Bottomline - when left alone, they tend to be really unhappy!
THE ATTENTION SEEKER: If your dog is constantly seeking reassurance or comfort from you in the form of having to sit against you, sleeping on your feet, pawing for attention, needing your undivided attention, it’s also possible that your dog may not cope well with being left alone.
Not all dogs who suffer from separation distress are only bonded to one person – many are fine as long as there are people around, ANY people. There are others who cope well provided they have access to their safe space (usually the inside of the house).
THE SILENT SUFFERER: Some dogs are separation sensitive, and they tend to not exhibit any signs of this until they are left alone, when they will lie by the door, not moving, waiting for their owners to return.
Others may experience a loss of housetraining and may eliminate in the house, so if you come home to a puddle, don’t dismiss it as an accident.
As mentioned, you do also get dogs who will inflict damage on themselves, instead of on the environment. These are the guys who will lick non-stop or who will chew themselves for some comfort.
THE DESTROY AND HOWL GROUP: These dogs will vocalise in distress. The tone of the howl can be quite telling, as can the type of bark if the dog is barking. A monotonous “woof – woof – woof…………woof – woof – woof” can actually just be a boredom bark, where the dog has nothing to do and simply sits and woofs to pass the time.
Generally speaking, most of your separation vocalization will occur shortly after the owner’s departure, and before the owner’s anticipated return, with sessions in between.
But if a dog is just woofing in one tone all day long, the dog either has a confirmed strategy that works in his mind (if I sit here and woof every three seconds, my owner will eventually return) OR he is doing it because he’s bored and it’s something to do.
THE UNRESERVED DOG: If your dog is angry with you for leaving, he may target his rage on the last place he saw you, or on items that smell like you.
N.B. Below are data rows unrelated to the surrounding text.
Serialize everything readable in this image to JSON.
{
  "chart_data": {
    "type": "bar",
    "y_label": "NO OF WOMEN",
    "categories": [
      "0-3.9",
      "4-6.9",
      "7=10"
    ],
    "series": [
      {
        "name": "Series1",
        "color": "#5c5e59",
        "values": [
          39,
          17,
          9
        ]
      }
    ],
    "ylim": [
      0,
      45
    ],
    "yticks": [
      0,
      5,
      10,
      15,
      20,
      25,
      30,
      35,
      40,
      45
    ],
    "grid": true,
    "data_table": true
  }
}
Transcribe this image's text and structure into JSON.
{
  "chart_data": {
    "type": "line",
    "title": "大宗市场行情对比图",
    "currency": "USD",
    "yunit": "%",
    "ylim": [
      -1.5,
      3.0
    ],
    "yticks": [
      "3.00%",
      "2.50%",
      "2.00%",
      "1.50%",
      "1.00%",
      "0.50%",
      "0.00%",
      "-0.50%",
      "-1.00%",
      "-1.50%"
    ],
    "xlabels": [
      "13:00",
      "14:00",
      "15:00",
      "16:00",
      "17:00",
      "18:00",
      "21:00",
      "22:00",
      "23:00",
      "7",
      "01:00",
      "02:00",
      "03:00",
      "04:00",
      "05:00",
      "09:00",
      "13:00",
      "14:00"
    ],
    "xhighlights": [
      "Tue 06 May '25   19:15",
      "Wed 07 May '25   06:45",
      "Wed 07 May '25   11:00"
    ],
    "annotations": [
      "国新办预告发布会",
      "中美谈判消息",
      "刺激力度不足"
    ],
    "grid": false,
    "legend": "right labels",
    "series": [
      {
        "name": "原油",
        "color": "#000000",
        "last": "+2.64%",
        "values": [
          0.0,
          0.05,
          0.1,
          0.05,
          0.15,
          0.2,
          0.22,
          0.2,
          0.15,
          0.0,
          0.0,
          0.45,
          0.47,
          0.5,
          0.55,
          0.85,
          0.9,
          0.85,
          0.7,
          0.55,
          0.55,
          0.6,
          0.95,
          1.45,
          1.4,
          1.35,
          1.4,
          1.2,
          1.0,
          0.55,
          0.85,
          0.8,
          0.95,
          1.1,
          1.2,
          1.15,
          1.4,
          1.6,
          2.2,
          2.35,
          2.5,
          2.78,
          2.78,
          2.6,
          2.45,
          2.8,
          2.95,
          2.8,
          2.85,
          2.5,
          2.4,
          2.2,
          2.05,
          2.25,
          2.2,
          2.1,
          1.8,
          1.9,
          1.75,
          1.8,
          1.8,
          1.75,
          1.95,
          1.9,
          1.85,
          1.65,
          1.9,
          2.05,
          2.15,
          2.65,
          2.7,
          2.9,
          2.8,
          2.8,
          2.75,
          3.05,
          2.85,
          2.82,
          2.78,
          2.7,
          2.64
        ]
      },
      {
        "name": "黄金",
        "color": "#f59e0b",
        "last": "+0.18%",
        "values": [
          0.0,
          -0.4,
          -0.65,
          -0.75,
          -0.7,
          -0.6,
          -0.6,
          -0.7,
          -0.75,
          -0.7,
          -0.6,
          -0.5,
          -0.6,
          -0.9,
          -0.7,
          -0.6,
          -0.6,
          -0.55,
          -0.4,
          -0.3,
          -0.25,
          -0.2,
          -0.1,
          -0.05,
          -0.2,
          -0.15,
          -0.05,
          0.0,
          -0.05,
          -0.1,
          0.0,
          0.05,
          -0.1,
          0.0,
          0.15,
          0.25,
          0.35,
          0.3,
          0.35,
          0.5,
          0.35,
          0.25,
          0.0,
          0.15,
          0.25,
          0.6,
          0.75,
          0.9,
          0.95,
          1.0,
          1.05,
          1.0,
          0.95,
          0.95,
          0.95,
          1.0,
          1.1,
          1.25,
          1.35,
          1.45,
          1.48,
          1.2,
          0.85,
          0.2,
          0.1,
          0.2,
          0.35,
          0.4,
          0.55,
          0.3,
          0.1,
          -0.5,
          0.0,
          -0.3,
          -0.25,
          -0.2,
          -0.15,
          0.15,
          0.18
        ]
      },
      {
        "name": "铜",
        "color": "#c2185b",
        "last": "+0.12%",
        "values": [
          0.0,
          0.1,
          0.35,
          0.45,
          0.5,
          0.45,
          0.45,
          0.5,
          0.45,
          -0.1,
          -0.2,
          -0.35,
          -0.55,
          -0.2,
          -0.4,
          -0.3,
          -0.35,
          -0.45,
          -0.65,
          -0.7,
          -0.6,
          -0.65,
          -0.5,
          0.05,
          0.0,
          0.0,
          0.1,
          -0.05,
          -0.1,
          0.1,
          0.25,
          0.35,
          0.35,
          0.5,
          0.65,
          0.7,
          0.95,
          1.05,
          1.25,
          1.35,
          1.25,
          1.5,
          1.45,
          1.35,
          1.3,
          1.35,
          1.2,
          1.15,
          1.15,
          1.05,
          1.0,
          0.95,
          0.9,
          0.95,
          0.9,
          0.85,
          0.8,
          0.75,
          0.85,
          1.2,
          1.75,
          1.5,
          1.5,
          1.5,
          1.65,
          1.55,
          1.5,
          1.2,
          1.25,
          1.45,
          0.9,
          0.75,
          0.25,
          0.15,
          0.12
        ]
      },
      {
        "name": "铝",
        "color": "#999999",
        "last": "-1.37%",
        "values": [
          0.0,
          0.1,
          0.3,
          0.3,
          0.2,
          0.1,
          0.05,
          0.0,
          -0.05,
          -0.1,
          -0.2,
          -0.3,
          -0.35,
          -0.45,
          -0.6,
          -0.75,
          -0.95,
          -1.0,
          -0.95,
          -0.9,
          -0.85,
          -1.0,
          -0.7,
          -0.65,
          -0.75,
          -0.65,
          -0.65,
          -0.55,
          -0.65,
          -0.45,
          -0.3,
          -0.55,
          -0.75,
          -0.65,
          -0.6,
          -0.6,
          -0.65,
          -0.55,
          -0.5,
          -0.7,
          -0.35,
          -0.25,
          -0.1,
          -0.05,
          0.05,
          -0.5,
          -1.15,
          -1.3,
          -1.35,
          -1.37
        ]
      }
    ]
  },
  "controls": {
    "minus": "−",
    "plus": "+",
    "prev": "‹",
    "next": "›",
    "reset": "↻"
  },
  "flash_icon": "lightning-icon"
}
These are the dogs who tend to rip up doorways, carpets or your shoes when you leave them alone. And of course, they look really angry and will often try to stop you from leaving if you start to get ready to depart. Some use their bodies – they get in the way, they refuse to get out of doorways or your car, and others can resort to using aggression to stop you from leaving.
2. SEPARATION DELIGHT:
This is a tricky one – if you have a dog who tears up magazines, couches, clothes or any other random items he can get his teeth on, he may actually not be anxious when you leave him alone, but rather delighted to have unsupervised access to all those fun things (OR he may be bored).
If your dog simply doesn’t seem to care when you are getting ready to leave, looks happy when you’re going, and of course is exhausted or fast asleep upon your return - you can easily test to see if he’s truly experiencing distress.
- provide him with an assortment of chew toys e.g. stuffed Kongs or his regular favourites that he can safely chew on.
- scatter his food / treats around the house for him to search, find and enjoy.
The tell-tale sign of true distress is that the dog is usually too upset to eat, therefore if yours is merrily guzzling down anything yummie he can find, it’s unlikely that he’s too worried about your departure.
It can be difficult to monitor your dog to see what he’s like when you’re not home, but a remotely accessed baby cam can do wonders here.
If you decide to set up a camera, please don’t put it within reach (as most electronic recording equipment is expensive and you don’t want your dog to chew on your camera while you watch from the other end).
At the end of the day, if you’re unsure about your pet’s emotional response to being left alone, please don’t hesitate to ask for advice – because prevention is always better than cure.